Data splitting – Machine Learning Fundamentals – MLS-C01 Study Guide

Data splitting

Training and evaluating ML models are key tasks of the modeling pipeline. ML algorithms need data to find relationships among features in order to make inferences, but those inferences need to be validated before they are moved to production environments.

The dataset used to train ML models is commonly called the training set. This training data must be able to represent the real environment where the model will be used; it will be useless if that requirement is not met.

Coming back to the fraud example presented in Table 1.1, based on the training data, you found that e-commerce transactions with a value greater than $5,000 and processed at night are potentially fraudulent cases. With that in mind, after applying the model in a production environment, the model is supposed to flag similar cases, as learned during the training process.

Therefore, if those cases only exist in the training set, the model will flag false positive cases in production environments. The opposite scenario is also true: if there is a particular fraud case in production data, not reflected in the training data, the model will flag a lot of false negative cases. False positive and false negative ratios are just two of many quality metrics that you can use for model validation. These metrics will be covered in much more detail later on.
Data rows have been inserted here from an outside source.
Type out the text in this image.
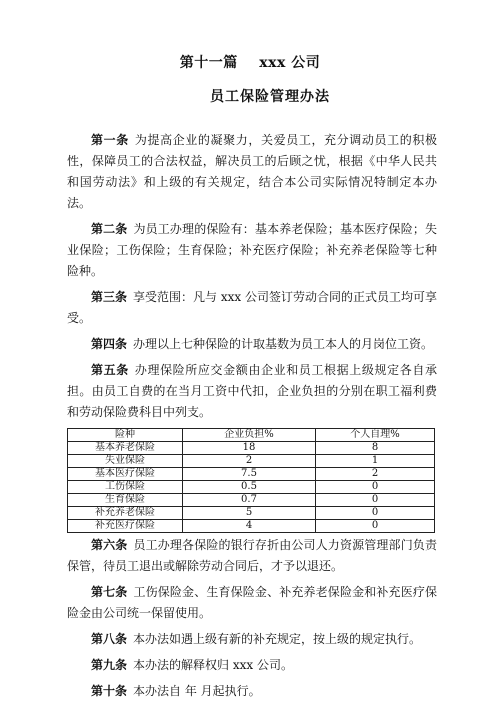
第十一篇    xxx 公司
员工保险管理办法

第一条 为提高企业的凝聚力，关爱员工，充分调动员工的积极性，保障员工的合法权益，解决员工的后顾之忧，根据《中华人民共和国劳动法》和上级的有关规定，结合本公司实际情况特制定本办法。

第二条 为员工办理的保险有：基本养老保险；基本医疗保险；失业保险；工伤保险；生育保险；补充医疗保险；补充养老保险等七种险种。

第三条 享受范围：凡与 xxx 公司签订劳动合同的正式员工均可享受。

第四条 办理以上七种保险的计取基数为员工本人的月岗位工资。

第五条 办理保险所应交金额由企业和员工根据上级规定各自承担。由员工自费的在当月工资中代扣，企业负担的分别在职工福利费和劳动保险费科目中列支。

险种	企业负担%	个人自理%
基本养老保险	18	8
失业保险	2	1
基本医疗保险	7.5	2
工伤保险	0.5	0
生育保险	0.7	0
补充养老保险	5	0
补充医疗保险	4	0

第六条 员工办理各保险的银行存折由公司人力资源管理部门负责保管，待员工退出或解除劳动合同后，才予以退还。

第七条 工伤保险金、生育保险金、补充养老保险金和补充医疗保险金由公司统一保留使用。

第八条 本办法如遇上级有新的补充规定，按上级的规定执行。

第九条 本办法的解释权归 xxx 公司。

第十条 本办法自 年 月起执行。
By this point, you should have a clear understanding of the importance of having a good training set. Now, supposing you do have a valid training set, how could you have some level of confidence that this model will perform well in production environments? The answer is by using testing and validation sets:

Figure 1.4 – Data splitting

Figure 1.4 shows the different types of data splitting that you can have during training and inference pipelines. The training data is used to create the model; the testing data is used to extract the final model quality metrics. The testing data cannot be used during the training process for any reason other than to extract model metrics.

The reason to avoid using the testing data during training is simple: you cannot let the model learn on top of the data that will be used to validate it. This technique of holding one piece of the data for testing is often called hold-out validation.

The box on the right side of Figure 1.4 represents the production data. Production data usually comes in continuously and you have to execute the inference pipeline in order to extract model results from it. No training, nor any other type of recalculation, is performed on top of production data; you just have to pass it through the inference pipeline as it is.

From a technical perspective, most ML libraries implement training steps with the .fit method, while inference steps are implemented by the .transform or .predict method. Again, this is just a common pattern used by most ML libraries, but be aware that you might find different name conventions across ML libraries.

Still looking at Figure 1.4, there is another box, close to the training data, named Validation data. This is a subset of the training set often used to support the creation of the best model, before moving on to the testing phase. You will learn about validation sets in much more detail, but first, you should understand why you need them.